Even in the recently emerged Maker community--the one community actively cultivating practical skills among the public and probably our best chance to find capable people today--the philosophy is Demo or Die. I've been involved in the Maker community for many years now. I was the first person to try and found a native American Fab Lab in the southwest--before most people at NASA even knew what a Fab Lab was. (an effort which died due to scandal-ridden New Mexico politics) Most of the time I can get a patient hearing-out of ideas there, but it's all just words to them. Because there's so much more vitality and capability in that community, no one is short of project ideas of their own to pursue and are disinclined to hop aboard any other trains that aren't already moving. There is little interest in Space among Makers because the perception of the space program is of a colossal rusting Cold War era anachronism. There already is an open source space movement, but it has almost no connection to the space advocacy community. How many people in this forum have ever heard of Open Luna?

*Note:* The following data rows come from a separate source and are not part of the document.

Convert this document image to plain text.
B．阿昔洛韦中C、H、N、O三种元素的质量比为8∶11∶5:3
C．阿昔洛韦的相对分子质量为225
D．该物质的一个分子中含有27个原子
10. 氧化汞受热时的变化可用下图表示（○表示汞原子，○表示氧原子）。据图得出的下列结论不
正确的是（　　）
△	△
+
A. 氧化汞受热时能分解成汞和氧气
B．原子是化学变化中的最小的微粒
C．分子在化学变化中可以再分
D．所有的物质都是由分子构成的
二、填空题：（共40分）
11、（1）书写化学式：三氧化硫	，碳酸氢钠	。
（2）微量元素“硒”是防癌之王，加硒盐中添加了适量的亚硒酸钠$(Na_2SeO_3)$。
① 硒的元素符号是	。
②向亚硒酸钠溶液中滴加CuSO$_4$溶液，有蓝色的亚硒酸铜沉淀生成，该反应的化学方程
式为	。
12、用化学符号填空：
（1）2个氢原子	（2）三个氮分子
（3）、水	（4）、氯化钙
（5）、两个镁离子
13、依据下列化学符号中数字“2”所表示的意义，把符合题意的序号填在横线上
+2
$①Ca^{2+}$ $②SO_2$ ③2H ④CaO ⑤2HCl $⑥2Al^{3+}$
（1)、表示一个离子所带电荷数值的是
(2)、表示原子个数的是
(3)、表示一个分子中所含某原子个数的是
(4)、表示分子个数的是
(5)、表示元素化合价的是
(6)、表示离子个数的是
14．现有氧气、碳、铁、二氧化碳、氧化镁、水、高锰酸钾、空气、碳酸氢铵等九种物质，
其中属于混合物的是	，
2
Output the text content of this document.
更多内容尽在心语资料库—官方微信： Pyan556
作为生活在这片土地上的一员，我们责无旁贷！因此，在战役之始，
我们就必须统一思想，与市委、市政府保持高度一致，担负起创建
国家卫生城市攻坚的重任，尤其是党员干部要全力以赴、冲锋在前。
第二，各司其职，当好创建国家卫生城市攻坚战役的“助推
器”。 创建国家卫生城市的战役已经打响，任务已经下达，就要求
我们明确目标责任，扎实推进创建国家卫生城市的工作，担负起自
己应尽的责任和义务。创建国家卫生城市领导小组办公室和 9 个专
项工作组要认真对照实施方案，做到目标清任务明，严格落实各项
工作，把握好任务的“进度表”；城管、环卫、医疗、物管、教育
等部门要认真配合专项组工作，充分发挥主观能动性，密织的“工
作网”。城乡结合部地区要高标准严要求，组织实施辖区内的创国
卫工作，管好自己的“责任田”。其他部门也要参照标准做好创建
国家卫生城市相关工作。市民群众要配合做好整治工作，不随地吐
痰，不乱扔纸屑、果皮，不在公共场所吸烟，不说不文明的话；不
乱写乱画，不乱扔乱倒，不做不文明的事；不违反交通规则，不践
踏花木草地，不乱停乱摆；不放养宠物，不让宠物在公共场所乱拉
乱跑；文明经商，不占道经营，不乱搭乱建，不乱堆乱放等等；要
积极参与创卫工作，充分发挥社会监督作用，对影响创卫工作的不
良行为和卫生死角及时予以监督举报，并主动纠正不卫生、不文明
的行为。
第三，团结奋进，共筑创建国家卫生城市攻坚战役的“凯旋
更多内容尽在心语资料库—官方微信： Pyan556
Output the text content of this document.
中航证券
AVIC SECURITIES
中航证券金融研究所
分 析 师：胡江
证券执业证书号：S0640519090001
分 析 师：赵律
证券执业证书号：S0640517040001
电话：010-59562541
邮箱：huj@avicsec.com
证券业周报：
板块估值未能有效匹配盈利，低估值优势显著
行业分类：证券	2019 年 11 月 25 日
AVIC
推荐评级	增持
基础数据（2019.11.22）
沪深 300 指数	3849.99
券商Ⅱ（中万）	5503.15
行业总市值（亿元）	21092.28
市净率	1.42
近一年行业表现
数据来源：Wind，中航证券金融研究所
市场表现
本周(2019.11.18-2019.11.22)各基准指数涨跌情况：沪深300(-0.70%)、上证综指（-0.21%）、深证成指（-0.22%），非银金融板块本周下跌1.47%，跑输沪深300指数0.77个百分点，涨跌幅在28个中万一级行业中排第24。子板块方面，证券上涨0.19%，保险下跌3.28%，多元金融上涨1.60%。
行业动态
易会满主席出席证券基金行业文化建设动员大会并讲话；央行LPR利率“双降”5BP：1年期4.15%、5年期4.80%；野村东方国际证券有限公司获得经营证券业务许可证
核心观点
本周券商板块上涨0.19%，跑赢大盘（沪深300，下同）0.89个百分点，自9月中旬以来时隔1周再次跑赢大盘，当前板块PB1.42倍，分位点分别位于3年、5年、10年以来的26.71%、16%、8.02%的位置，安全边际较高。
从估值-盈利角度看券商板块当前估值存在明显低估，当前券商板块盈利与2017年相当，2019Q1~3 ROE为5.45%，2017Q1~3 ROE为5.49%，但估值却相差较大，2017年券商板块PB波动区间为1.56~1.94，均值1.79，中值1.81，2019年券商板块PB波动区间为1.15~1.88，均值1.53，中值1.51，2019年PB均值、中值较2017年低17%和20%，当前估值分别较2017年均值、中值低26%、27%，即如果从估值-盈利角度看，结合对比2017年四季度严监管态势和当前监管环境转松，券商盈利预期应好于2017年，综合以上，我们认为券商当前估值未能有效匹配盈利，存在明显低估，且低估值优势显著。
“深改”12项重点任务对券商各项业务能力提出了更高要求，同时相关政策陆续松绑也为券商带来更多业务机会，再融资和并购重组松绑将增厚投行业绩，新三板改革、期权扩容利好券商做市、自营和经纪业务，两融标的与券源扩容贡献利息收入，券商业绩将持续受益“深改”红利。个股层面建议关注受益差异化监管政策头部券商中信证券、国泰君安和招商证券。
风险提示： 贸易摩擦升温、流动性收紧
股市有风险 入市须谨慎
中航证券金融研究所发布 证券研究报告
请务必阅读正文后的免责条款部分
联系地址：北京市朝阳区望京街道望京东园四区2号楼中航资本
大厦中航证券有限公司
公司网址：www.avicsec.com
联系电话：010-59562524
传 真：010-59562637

I just don't know what 'better organization' alone can hope to do for such very fundamental problems. What can some meager force of numbers with nothing else do? At this point, organizing people in this group is like taking a classroom full of developmentally disabled children out into an empty field, dropping the blueprints for a Victorian style townhouse in front of them and saying; "OK, kids. Let's start building!" What are they going to do? I think it now must come down to some outside source of competence and means--and all it might take is just one person of truly practical professional skill. One exceptional industrial designer with a passion for space and the future would be more valuable to us than Marshal Savage himself and every member of our group to date combined. But we've been waiting for that sort of person to show up for twenty years.

I desperately wish I was wrong. I challenge everyone reading this to prove me a fool. I'm just about out of ideas. Maybe this is just the wrong country at the wrong time in history. Forget organization. Forget the party-favor executive titles. Our only hope is to get out of the cargo cult mentality. Does it really matter who's in or out of step when you're just doing the Ghost Dance?